Para mim não restam muitas dúvidas que quem subir cronologicamente, degrau a degrau, a carreira de Hitchcock chega a The 39 Steps, sua 19ª obra, e pensa: não, ele nunca fez um filme tão bom como este. Talvez se fique com dúvidas em relação a The Lodger, The Ring, ou, admito mesmo, à segunda metade de Murder!, com uma brilhante aparição de Esme Percy, a antecipar o Hans Beckert de M no ano seguinte. Mas em 39 Steps
tudo parece conjugar-se. O grande tema de Hitchcock — o homem inocente
que toda a gente julga culpado — com as cordas do suspense e da surpresa
a serem puxadas a bel prazer, surge complementado com a emoção do
romance. Quando Hannay vai para a Escócia há uma sucessão de sequências
exemplares dessa complementaridade. No comboio, o suspense de não ser
detectado pela polícia com o beijo a Pamela, sua posterior companheira
de fuga e de algemas. Como em The Lodger ou Number Seventeen
as algemas são o anel que força, o objecto que obriga à junção de
contrários, muitas vezes até descobrirem que não são tão contrários. O
último plano do filme mostra isso, a algema real que deu lugar à algema
emocional, que se torna evidente quando o par dá as mãos. Depois de se
escapar, a cena já em terras escocesas na noite em que, a caminho de
Alt-na-Shellach, pernoita na modesta casa de um agricultor. Aqui o
suspense continua com a chegada eminente da polícia, mas vai além com o flirt
entre Hannay e a esposa do dono da casa, mulher muito mais nova.

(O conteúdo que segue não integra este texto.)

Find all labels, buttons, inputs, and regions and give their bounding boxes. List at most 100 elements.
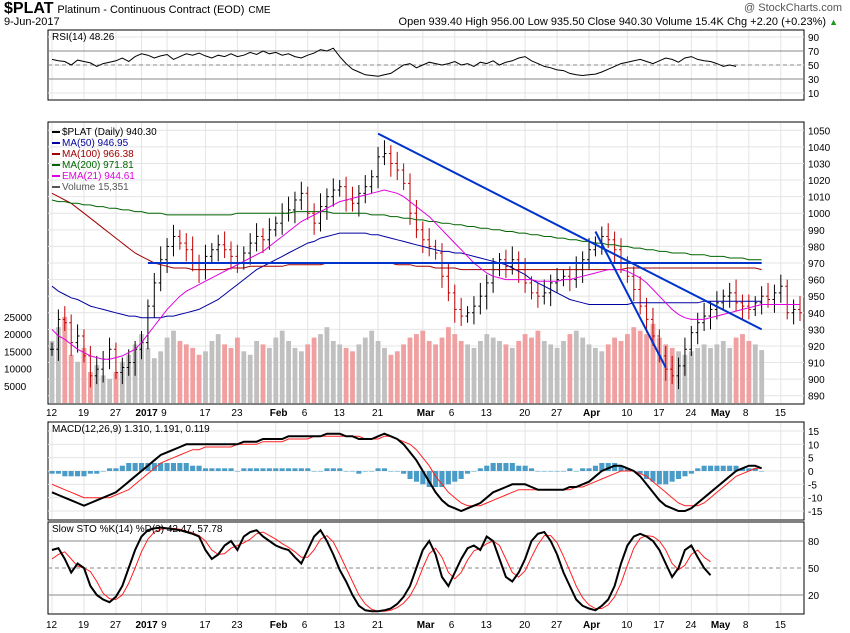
ohlc-readout: Open 939.40 High 956.00 Low 935.50 Close… xyxy=(399,16,838,28)
macd-histogram-bar xyxy=(522,465,528,471)
macd-histogram-bar xyxy=(733,465,739,471)
macd-tick-label: 5 xyxy=(808,454,814,465)
macd-histogram-bar xyxy=(298,468,304,471)
macd-histogram-bar xyxy=(471,471,477,472)
macd-histogram-bar xyxy=(529,468,535,471)
macd-histogram-bar xyxy=(516,465,522,471)
sto-tick-label: 80 xyxy=(808,537,820,548)
macd-histogram-bar xyxy=(599,463,605,471)
macd-histogram-bar xyxy=(286,468,292,471)
volume-bar xyxy=(752,344,758,403)
price-tick-label: 940 xyxy=(808,309,825,320)
price-tick-label: 1000 xyxy=(808,209,831,220)
long-downtrend-line xyxy=(377,132,763,331)
sto-tick-label: 50 xyxy=(808,564,820,575)
macd-histogram-bar xyxy=(676,471,682,479)
volume-bar xyxy=(740,334,745,403)
rsi-tick-label: 90 xyxy=(808,33,820,44)
volume-bar xyxy=(113,372,119,403)
x-axis-label-bottom: 21 xyxy=(372,620,384,631)
volume-bar xyxy=(369,330,375,403)
volume-bar xyxy=(62,316,68,403)
macd-histogram-bar xyxy=(452,471,458,482)
volume-bar xyxy=(573,330,579,403)
volume-bar xyxy=(305,344,311,403)
macd-histogram-bar xyxy=(292,468,298,471)
macd-histogram-bar xyxy=(349,471,355,472)
x-axis-label: 13 xyxy=(334,408,346,419)
sto-legend: Slow STO %K(14) %D(3) 42.47, 57.78 xyxy=(52,524,223,535)
x-axis-label-bottom: 17 xyxy=(653,620,665,631)
volume-bars xyxy=(49,316,765,403)
macd-histogram-bar xyxy=(343,471,349,472)
macd-histogram-bar xyxy=(445,471,451,485)
macd-histogram-bar xyxy=(49,471,55,474)
volume-bar xyxy=(401,344,406,403)
volume-bar xyxy=(215,334,221,403)
macd-histogram-bar xyxy=(535,471,541,472)
macd-histogram-bar xyxy=(612,463,618,471)
volume-bar xyxy=(330,341,336,403)
exchange: CME xyxy=(248,5,271,16)
volume-bar xyxy=(605,344,611,403)
volume-bar xyxy=(688,351,694,403)
volume-bar xyxy=(286,341,291,403)
volume-bar xyxy=(228,347,234,403)
volume-bar xyxy=(222,344,227,403)
volume-bar xyxy=(311,337,317,403)
volume-bar xyxy=(151,358,157,403)
sto-k-line xyxy=(51,526,712,613)
x-axis-label-bottom: 6 xyxy=(449,620,455,631)
macd-histogram-bar xyxy=(190,465,196,471)
ohlc-values: Open 939.40 High 956.00 Low 935.50 Close… xyxy=(398,16,827,28)
price-tick-label: 890 xyxy=(808,392,825,403)
volume-bar xyxy=(350,351,355,403)
volume-bar xyxy=(260,344,266,403)
volume-bar xyxy=(81,347,87,403)
volume-bar xyxy=(593,347,598,403)
macd-histogram-bar xyxy=(484,465,490,471)
volume-tick-label: 10000 xyxy=(4,365,32,376)
ma50-line xyxy=(51,232,762,319)
x-axis-label-bottom: 13 xyxy=(481,620,493,631)
x-axis-label-bottom: May xyxy=(711,620,731,631)
macd-histogram-bar xyxy=(55,471,61,474)
price-tick-label: 1010 xyxy=(808,193,831,204)
macd-histogram-bar xyxy=(618,465,624,471)
macd-histogram-bar xyxy=(305,468,311,471)
macd-histogram-bar xyxy=(209,468,215,471)
volume-bar xyxy=(68,354,74,403)
macd-histogram-bar xyxy=(266,468,272,471)
volume-bar xyxy=(548,344,554,403)
volume-bar xyxy=(426,341,432,403)
x-axis-label: 6 xyxy=(302,408,308,419)
volume-bar xyxy=(535,330,541,403)
volume-bar xyxy=(100,375,106,403)
macd-histogram-bar xyxy=(202,468,208,471)
macd-histogram-bar xyxy=(81,471,87,477)
macd-histogram-bar xyxy=(183,463,189,471)
x-axis-label: 2017 xyxy=(136,408,159,419)
legends: RSI(14) 48.26 $PLAT (Daily) 940.30MA(50) … xyxy=(52,32,223,535)
macd-histogram-bar xyxy=(100,471,106,472)
volume-bar xyxy=(759,350,765,403)
macd-histogram-bar xyxy=(503,463,509,471)
ma100-line xyxy=(51,192,762,271)
macd-histogram-bar xyxy=(650,471,656,482)
macd-histogram-bar xyxy=(490,463,496,471)
macd-line xyxy=(51,432,762,513)
macd-tick-label: 10 xyxy=(808,440,820,451)
x-axis-label-bottom: Mar xyxy=(417,620,435,631)
x-axis-label: 27 xyxy=(551,408,563,419)
volume-bar xyxy=(196,354,202,403)
volume-bar xyxy=(107,378,112,403)
x-axis-label-bottom: Apr xyxy=(583,620,600,631)
macd-histogram-bar xyxy=(145,463,151,471)
x-axis-label: 17 xyxy=(653,408,665,419)
volume-tick-label: 20000 xyxy=(4,330,32,341)
volume-bar xyxy=(247,354,253,403)
volume-bar xyxy=(644,334,649,403)
volume-bar xyxy=(567,334,573,403)
volume-bar xyxy=(158,351,164,403)
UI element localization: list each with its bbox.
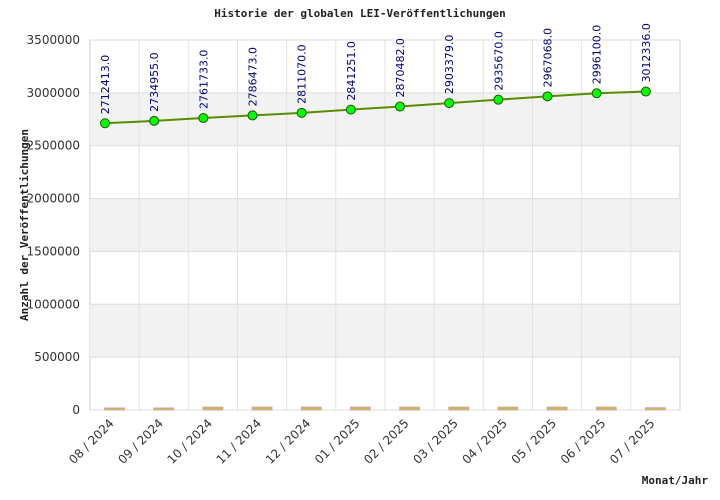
marker (247, 110, 258, 121)
data-label: 2712413.0 (99, 55, 112, 115)
bar (153, 407, 175, 411)
data-label: 2811070.0 (296, 44, 309, 104)
bar (399, 406, 420, 411)
bar (104, 407, 125, 411)
data-label: 2903379.0 (443, 35, 456, 94)
y-tick-label: 500000 (34, 350, 80, 364)
chart-title: Historie der globalen LEI-Veröffentlichu… (214, 7, 505, 20)
x-tick-label: 07 / 2025 (607, 416, 658, 467)
data-label: 2935670.0 (492, 31, 505, 91)
y-axis-label: Anzahl der Veröffentlichungen (18, 129, 31, 321)
bar (350, 406, 371, 411)
data-label: 2734955.0 (148, 52, 161, 112)
marker (100, 118, 110, 129)
y-tick-label: 1500000 (27, 244, 80, 258)
y-tick-label: 3000000 (27, 86, 80, 100)
bar (645, 407, 666, 411)
data-label: 2967068.0 (542, 28, 555, 88)
marker (198, 113, 209, 124)
x-tick-label: 10 / 2024 (164, 416, 215, 467)
x-axis-label: Monat/Jahr (642, 474, 709, 487)
x-tick-label: 09 / 2024 (115, 416, 166, 467)
data-label: 2870482.0 (394, 38, 407, 98)
x-tick-label: 12 / 2024 (263, 416, 314, 467)
bar (202, 406, 224, 411)
data-label: 2761733.0 (197, 50, 210, 109)
data-label: 2841251.0 (345, 41, 358, 101)
marker (591, 88, 602, 99)
marker (493, 94, 504, 105)
bar (595, 406, 617, 411)
data-label: 2996100.0 (591, 25, 604, 85)
bar (546, 406, 568, 411)
x-tick-label: 04 / 2025 (459, 416, 510, 467)
y-tick-label: 2000000 (27, 192, 80, 206)
bar (251, 406, 273, 411)
bar (300, 406, 322, 411)
y-tick-label: 0 (72, 403, 80, 417)
x-tick-label: 05 / 2025 (509, 416, 560, 467)
x-tick-label: 01 / 2025 (312, 416, 363, 467)
y-tick-label: 3500000 (27, 33, 80, 47)
marker (640, 86, 651, 97)
marker (444, 98, 455, 109)
marker (296, 107, 307, 118)
marker (149, 115, 160, 126)
line (104, 90, 646, 125)
x-tick-label: 11 / 2024 (214, 416, 265, 467)
marker (395, 101, 405, 112)
data-label: 3012336.0 (640, 23, 653, 83)
bar (497, 406, 519, 411)
x-tick-label: 06 / 2025 (558, 416, 609, 467)
x-tick-label: 02 / 2025 (361, 416, 412, 467)
marker (542, 91, 553, 102)
marker (345, 104, 356, 115)
x-tick-label: 08 / 2024 (66, 416, 117, 467)
y-tick-label: 1000000 (27, 297, 80, 311)
bar (448, 406, 470, 411)
x-tick-label: 03 / 2025 (410, 416, 461, 467)
data-label: 2786473.0 (247, 47, 260, 107)
y-tick-label: 2500000 (27, 139, 80, 153)
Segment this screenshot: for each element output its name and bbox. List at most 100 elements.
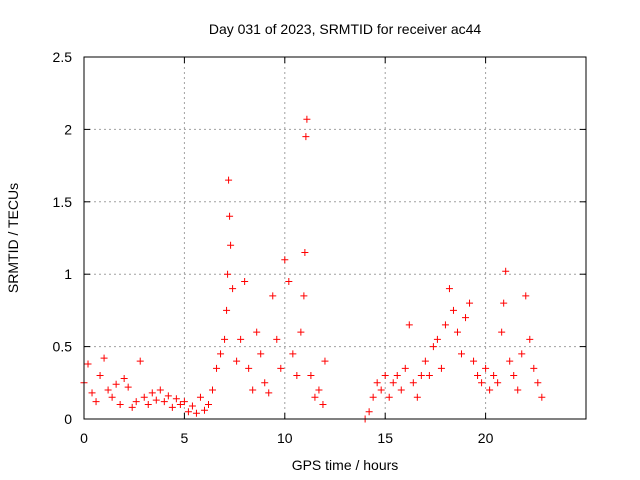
data-point — [441, 321, 449, 329]
data-point — [273, 335, 281, 343]
data-point — [301, 248, 309, 256]
x-axis-label: GPS time / hours — [292, 457, 399, 473]
data-point — [514, 386, 522, 394]
data-point — [518, 350, 526, 358]
data-point — [160, 398, 168, 406]
data-point — [389, 379, 397, 387]
x-tick-label: 10 — [277, 430, 293, 446]
data-point — [534, 379, 542, 387]
data-point — [405, 321, 413, 329]
data-point — [253, 328, 261, 336]
data-point — [365, 408, 373, 416]
data-point — [289, 350, 297, 358]
data-point — [401, 364, 409, 372]
data-point — [381, 372, 389, 380]
data-point — [172, 395, 180, 403]
data-point — [136, 357, 144, 365]
data-point — [128, 403, 136, 411]
data-point — [104, 386, 112, 394]
data-point — [470, 357, 478, 365]
data-point — [92, 398, 100, 406]
data-point — [140, 393, 148, 401]
data-point — [200, 406, 208, 414]
data-point — [474, 372, 482, 380]
data-point — [168, 403, 176, 411]
y-tick-label: 0 — [64, 411, 72, 427]
plot-frame — [83, 56, 587, 420]
data-point — [132, 398, 140, 406]
data-point — [486, 386, 494, 394]
data-point — [120, 374, 128, 382]
data-point — [116, 401, 124, 409]
data-point — [458, 350, 466, 358]
data-point — [100, 354, 108, 362]
data-point — [482, 364, 490, 372]
data-point — [500, 299, 508, 307]
data-point — [311, 393, 319, 401]
data-point — [417, 372, 425, 380]
tick-labels: 0 5 10 15 20 0 0.5 1 1.5 2 2.5 — [53, 49, 494, 446]
y-tick-label: 1 — [64, 266, 72, 282]
data-point — [522, 292, 530, 300]
data-point — [321, 357, 329, 365]
data-point — [224, 270, 232, 278]
data-point — [425, 372, 433, 380]
data-point — [462, 314, 470, 322]
data-point — [225, 176, 233, 184]
data-point — [209, 386, 217, 394]
data-point — [445, 285, 453, 293]
data-point — [217, 350, 225, 358]
data-point — [144, 401, 152, 409]
data-point — [164, 392, 172, 400]
data-point — [184, 408, 192, 416]
data-point — [277, 364, 285, 372]
data-point — [490, 372, 498, 380]
data-point — [223, 306, 231, 314]
data-point — [429, 343, 437, 351]
data-point — [112, 380, 120, 388]
data-point — [297, 328, 305, 336]
data-point — [373, 379, 381, 387]
chart-title: Day 031 of 2023, SRMTID for receiver ac4… — [209, 21, 482, 37]
data-point — [88, 389, 96, 397]
y-tick-label: 0.5 — [53, 339, 73, 355]
data-point — [302, 133, 310, 141]
data-point — [192, 409, 200, 417]
data-point — [156, 386, 164, 394]
data-point — [498, 328, 506, 336]
data-point — [315, 386, 323, 394]
data-point — [478, 379, 486, 387]
data-point — [152, 396, 160, 404]
data-point — [180, 398, 188, 406]
y-tick-label: 1.5 — [53, 194, 73, 210]
x-tick-label: 15 — [377, 430, 393, 446]
axis-ticks — [83, 56, 586, 420]
data-point — [397, 386, 405, 394]
data-point — [307, 372, 315, 380]
data-point — [502, 267, 510, 275]
data-point — [377, 386, 385, 394]
data-point — [300, 292, 308, 300]
data-point — [409, 379, 417, 387]
x-tick-label: 20 — [478, 430, 494, 446]
data-point — [319, 401, 327, 409]
data-point — [285, 277, 293, 285]
data-point — [96, 372, 104, 380]
data-point — [249, 386, 257, 394]
data-point — [538, 393, 546, 401]
data-point — [245, 364, 253, 372]
data-point — [421, 357, 429, 365]
x-tick-label: 5 — [181, 430, 189, 446]
data-point — [233, 357, 241, 365]
data-point — [229, 285, 237, 293]
data-point — [437, 364, 445, 372]
data-point — [449, 306, 457, 314]
grid — [84, 57, 586, 419]
data-point — [293, 372, 301, 380]
data-point — [303, 115, 311, 123]
data-point — [124, 383, 132, 391]
data-point — [506, 357, 514, 365]
data-point — [393, 372, 401, 380]
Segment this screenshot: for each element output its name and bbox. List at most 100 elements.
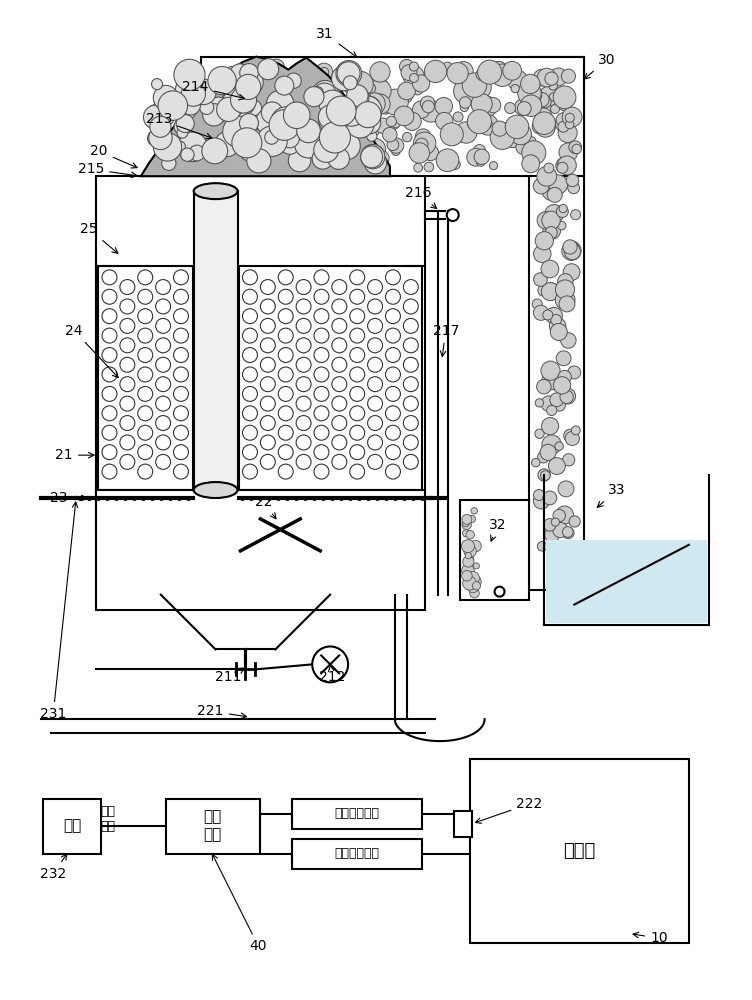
Circle shape <box>225 76 237 88</box>
Circle shape <box>562 241 581 260</box>
Circle shape <box>403 112 421 130</box>
Circle shape <box>380 102 392 114</box>
Bar <box>98 266 193 490</box>
Circle shape <box>399 59 414 74</box>
Bar <box>238 266 422 490</box>
Circle shape <box>230 118 251 139</box>
Circle shape <box>365 152 387 174</box>
Circle shape <box>214 132 240 157</box>
Circle shape <box>217 73 238 93</box>
Circle shape <box>336 61 362 86</box>
Circle shape <box>557 221 566 230</box>
Circle shape <box>328 148 350 169</box>
Circle shape <box>467 110 492 134</box>
Circle shape <box>312 148 333 169</box>
Circle shape <box>346 110 374 138</box>
Circle shape <box>386 289 400 304</box>
Circle shape <box>208 163 218 174</box>
Circle shape <box>244 110 253 119</box>
Circle shape <box>120 318 135 333</box>
Circle shape <box>403 338 418 353</box>
Circle shape <box>156 435 171 450</box>
Circle shape <box>550 314 562 325</box>
Circle shape <box>242 328 257 343</box>
Circle shape <box>208 66 236 95</box>
Text: 213: 213 <box>146 112 212 139</box>
Circle shape <box>368 103 381 116</box>
Circle shape <box>353 130 374 150</box>
Circle shape <box>345 157 356 168</box>
Circle shape <box>319 127 328 136</box>
Circle shape <box>265 130 278 144</box>
Circle shape <box>314 348 329 363</box>
Circle shape <box>337 62 360 85</box>
Circle shape <box>503 128 523 148</box>
Circle shape <box>562 527 573 537</box>
Circle shape <box>102 328 117 343</box>
Circle shape <box>310 132 330 152</box>
Circle shape <box>314 425 329 440</box>
Circle shape <box>424 60 447 83</box>
Circle shape <box>471 508 478 514</box>
Circle shape <box>462 576 477 590</box>
Circle shape <box>102 367 117 382</box>
Circle shape <box>226 99 244 116</box>
Circle shape <box>314 309 329 324</box>
Circle shape <box>314 270 329 285</box>
Circle shape <box>156 338 171 353</box>
Circle shape <box>170 93 197 121</box>
Circle shape <box>296 396 311 411</box>
Circle shape <box>102 348 117 363</box>
Circle shape <box>138 367 153 382</box>
Circle shape <box>350 88 369 107</box>
Circle shape <box>467 116 481 130</box>
Circle shape <box>314 406 329 421</box>
Circle shape <box>335 94 347 106</box>
Circle shape <box>467 148 484 166</box>
Circle shape <box>241 68 256 82</box>
Circle shape <box>516 140 530 154</box>
Circle shape <box>541 396 556 411</box>
Circle shape <box>368 79 391 102</box>
Circle shape <box>229 90 255 116</box>
Ellipse shape <box>194 482 238 498</box>
Circle shape <box>557 156 576 175</box>
Circle shape <box>223 116 254 147</box>
Circle shape <box>138 464 153 479</box>
Circle shape <box>535 429 544 438</box>
Circle shape <box>540 96 551 108</box>
Circle shape <box>410 73 418 82</box>
Circle shape <box>315 63 332 80</box>
Circle shape <box>332 435 347 450</box>
Circle shape <box>386 328 400 343</box>
Circle shape <box>245 129 264 148</box>
Circle shape <box>180 79 211 110</box>
Bar <box>165 799 260 854</box>
Circle shape <box>403 357 418 372</box>
Circle shape <box>386 425 400 440</box>
Circle shape <box>391 118 400 128</box>
Circle shape <box>147 130 164 146</box>
Circle shape <box>147 104 165 123</box>
Circle shape <box>533 178 549 194</box>
Circle shape <box>337 120 356 139</box>
Circle shape <box>350 406 365 421</box>
Circle shape <box>138 309 153 324</box>
Circle shape <box>293 138 316 162</box>
Text: 电控: 电控 <box>204 809 222 824</box>
Circle shape <box>350 445 365 460</box>
Circle shape <box>534 69 550 86</box>
Circle shape <box>288 149 311 172</box>
Circle shape <box>177 127 188 138</box>
Circle shape <box>239 114 259 133</box>
Circle shape <box>260 377 275 392</box>
Circle shape <box>553 522 568 538</box>
Circle shape <box>378 79 387 90</box>
Circle shape <box>326 96 356 126</box>
Circle shape <box>332 396 347 411</box>
Circle shape <box>278 270 293 285</box>
Circle shape <box>462 514 472 524</box>
Text: 232: 232 <box>40 854 67 881</box>
Circle shape <box>347 85 368 106</box>
Circle shape <box>409 143 429 163</box>
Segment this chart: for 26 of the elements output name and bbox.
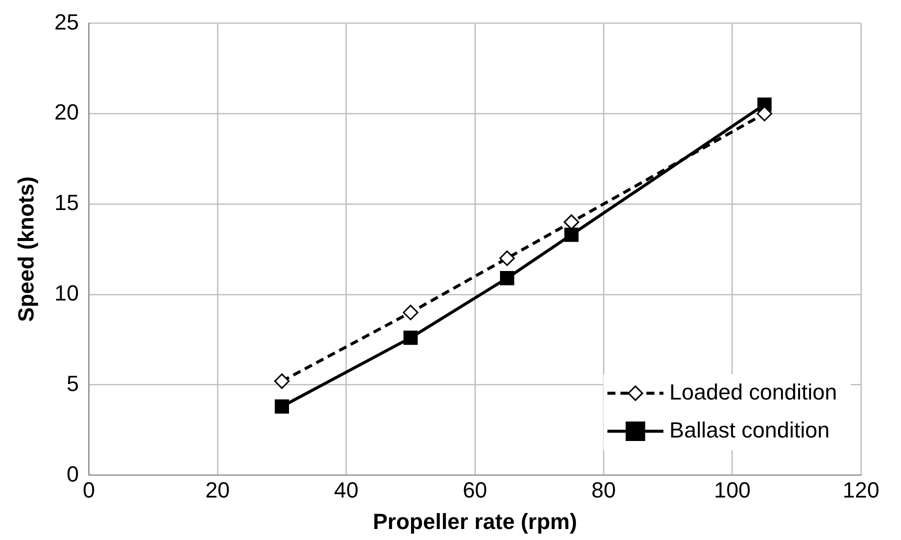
point bbox=[499, 250, 515, 266]
point bbox=[564, 228, 579, 242]
point bbox=[564, 214, 580, 230]
x-tick-label: 100 bbox=[714, 477, 751, 502]
point bbox=[500, 271, 514, 286]
point bbox=[756, 106, 772, 122]
x-tick-label: 20 bbox=[205, 477, 230, 502]
legend-label: Loaded condition bbox=[669, 379, 838, 404]
y-axis-title: Speed (knots) bbox=[13, 176, 38, 322]
y-tick-label: 20 bbox=[54, 100, 79, 125]
x-axis-title: Propeller rate (rpm) bbox=[372, 508, 578, 534]
point bbox=[274, 373, 290, 389]
y-tick-label: 5 bbox=[66, 370, 79, 396]
point bbox=[403, 330, 418, 345]
y-tick-label: 25 bbox=[54, 9, 79, 34]
point bbox=[274, 399, 290, 414]
y-tick-label: 0 bbox=[66, 461, 79, 486]
y-tick-label: 10 bbox=[54, 280, 79, 306]
x-tick-label: 60 bbox=[462, 477, 488, 502]
point bbox=[402, 304, 418, 320]
x-tick-label: 40 bbox=[334, 477, 358, 502]
x-tick-label: 120 bbox=[842, 477, 880, 502]
y-tick-label: 15 bbox=[54, 190, 79, 216]
x-tick-label: 80 bbox=[591, 477, 616, 502]
x-tick-label: 0 bbox=[82, 477, 95, 502]
legend-label: Ballast condition bbox=[669, 417, 830, 442]
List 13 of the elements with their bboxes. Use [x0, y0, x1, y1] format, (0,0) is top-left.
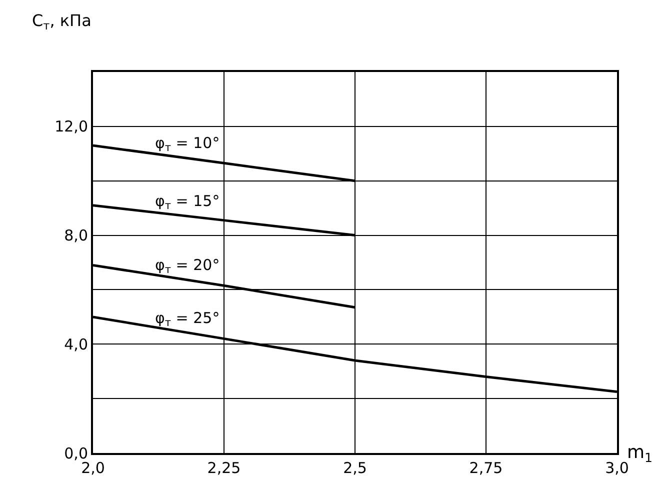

Terceira sequência: chegada a casa do Professor Jordan com dois momentos
seguidos de surpresa. Ele, que era suposto ser o homem que o iria
auxiliar a esclarecer a sua inocência em relação à morte de Annabella
Smith, é afinal o homem sem parte do dedo mendinho, o alemão responsável
por roubar os planos secretos britânicos. Jordan dispara sobre Hannay e,
segunda surpresa, já nas instalações da polícia percebemos que
sobreviveu, pois um livro de hinos religiosos no bolso do casaco
(pertencente ao agricultor e que a sua esposa lhe deu para fugir durante
a noite) aparou a bala. Na polícia não acreditam na história dele e
volta a ter de fugir, assim sempre. Ao contrário de North by Nortwest,
que tem semelhanças de argumento incríveis (por exemplo, a cena do
comício político é muito semelhante à do leilão no filme de 59) aqui
parece não haver espaço para a respiração. A respiração é dada pela amor
e humor da relação de Hannay com as mulheres: primeiro com a espia,
depois com a esposa do agricultor, e, finalmente, a única que não
acredita nele, aquela que ele vai ter de dominar e algemar, a personagem
de Madeleine Carroll.
39 Steps é mesmo uma
escada que se sobe emocionado e ela é um bom exemplo de movimento. O
filme termina com a revelação do segredo de Estado britânico mas isso
já não interessa. Os segredos ficam a meio, alguém tem de os memorizar mas não nós... São cenoura para fazer
correr os espectadores e personagens. Curioso ou não num filme onde as
emoções e motivos das personagens são concretos, o conteúdo desses mesmos motivos não interessa, é abstracto. Precisamente o
inverso de muitos filmes hoje feitos com mundos e fundos. Emocionalmente
inertes mas com um argumento super pormenorizado, com viagens no tempo,
saltos para dentro de sonhos, dimensões à la carte. Filmes muito
concretos, hiper-realistas, que fazem da emoção um mero detalhe
abstracto. Exactamente, o movimento inverso da obra prima de Hitchcock
que concretiza a emoção numa série de peripécias redondas e abstractas.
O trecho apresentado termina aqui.